- Так и летают? – Поинтересовался Балабост, глядя на собеседника поверх очков. – И ничего нельзя сделать?
- Они разгоняются за пределами воздушного пространства СССР, на трех скоростях звука «чиркают» по краю, не забираясь особенно далеко, - и снова уходят за пределы нашего пространства. Красноярский радар – далеко, он прикрывает Западную Сибирь и Урал. Строить что-то подобное в Оймяконе, - так не много ли чести, ежели в ответ на случайное хамство? Вешать на постоянное дежурство КПВБ «Ромашка» - значит собственными руками отдать им такие сведения, о которых они могли только мечтать…
- Это гнилые разговоры, - Генеральный грозно насупил свои знаменитые на весь мир брови, - а если они с бомбой пожалуют?
- Да что вы! Там, конечно, есть кое-что, но все-таки не настолько, чтобы жертвовать внезапностью... Совершенно исключено.
- Ну, раз ты говоришь… Но острастку дать надо бы!
- Острастку надо бы.
- А есть – чем?
- Чем – как раз появилось, но только вот секре-етно все.
- Секретность – секретностью, а хамство терпеть тоже нельзя. А то окончательно обнаглеют. По носу хорошо бы щелкнуть.
- По носу хорошо бы. Исключительно для их же собственного блага.
- Исключительно для. А то однажды вот так зарвутся, по глупости, и щелчком дело не кончится. А как щелкать-то будем?
- Леони-ид Касьянович! Вы же фронтовик. Если не знаешь, как сделать, нужно подозвать сержанта и приказать, чтоб сделал. И его дело – как он будет выполнять боевой приказ, а наше дело – проконтролировать и вздрючить, если что не так. Как раз для таких вещей и созданы подчиненные.

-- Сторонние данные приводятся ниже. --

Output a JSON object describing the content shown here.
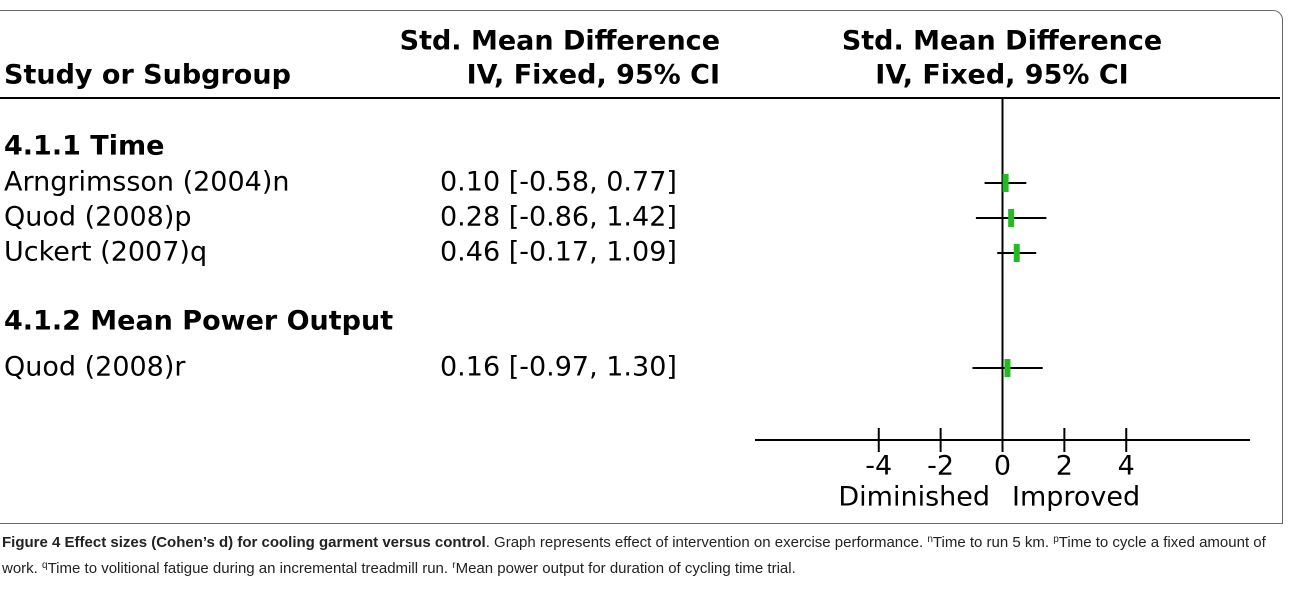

- А в данном случае мы того сержанта по выполнении накажем.
- О! И еще как роскошно! Ему все награжденные позавидуют.
- Это вы так думаете, товарищ Седьмак, что окончательное решение о серийном производстве уже принято. Вам кто-то сказал об этом официально? Нет? Вот видите!
- Да у нас уже производство готово на семьдесят процентов! Что вы говорите такое?
Авиаконструктор испытывал ужас, сравнимый с тем, который посещает нас в кошмарном сне, когда бедная заблудившаяся душа спящего оказывается один на один с опасностью, которую нельзя отвратить и невозможно – бороться. Сердце – давило, как тогда, перед инфарктом.
- У нас были свои причины создать такие условия, чтобы работы вашего КБ и КБ Миграяна шли совершенно независимо, без всякого обмена информацией, которую мы сочли… излишней. Так что вы только думаете, что в курсе всех их достижений. А это не так. Так что решение только будет принято в зависимости от результатов последнего испытания. Того, о котором я вам говорил.
- В чем оно состоит, - устало проговорил Седьмак, украдкой сунув под язык горошину нитроглицерина, - мне сообщат? Или это тоже… секретно?
- Это – не секретно. Лучшее изделие «Т – 10.7»…
- Там нет лучших, - огрызнулся Седьмак, - они СОВЕРШЕННО одинаковые…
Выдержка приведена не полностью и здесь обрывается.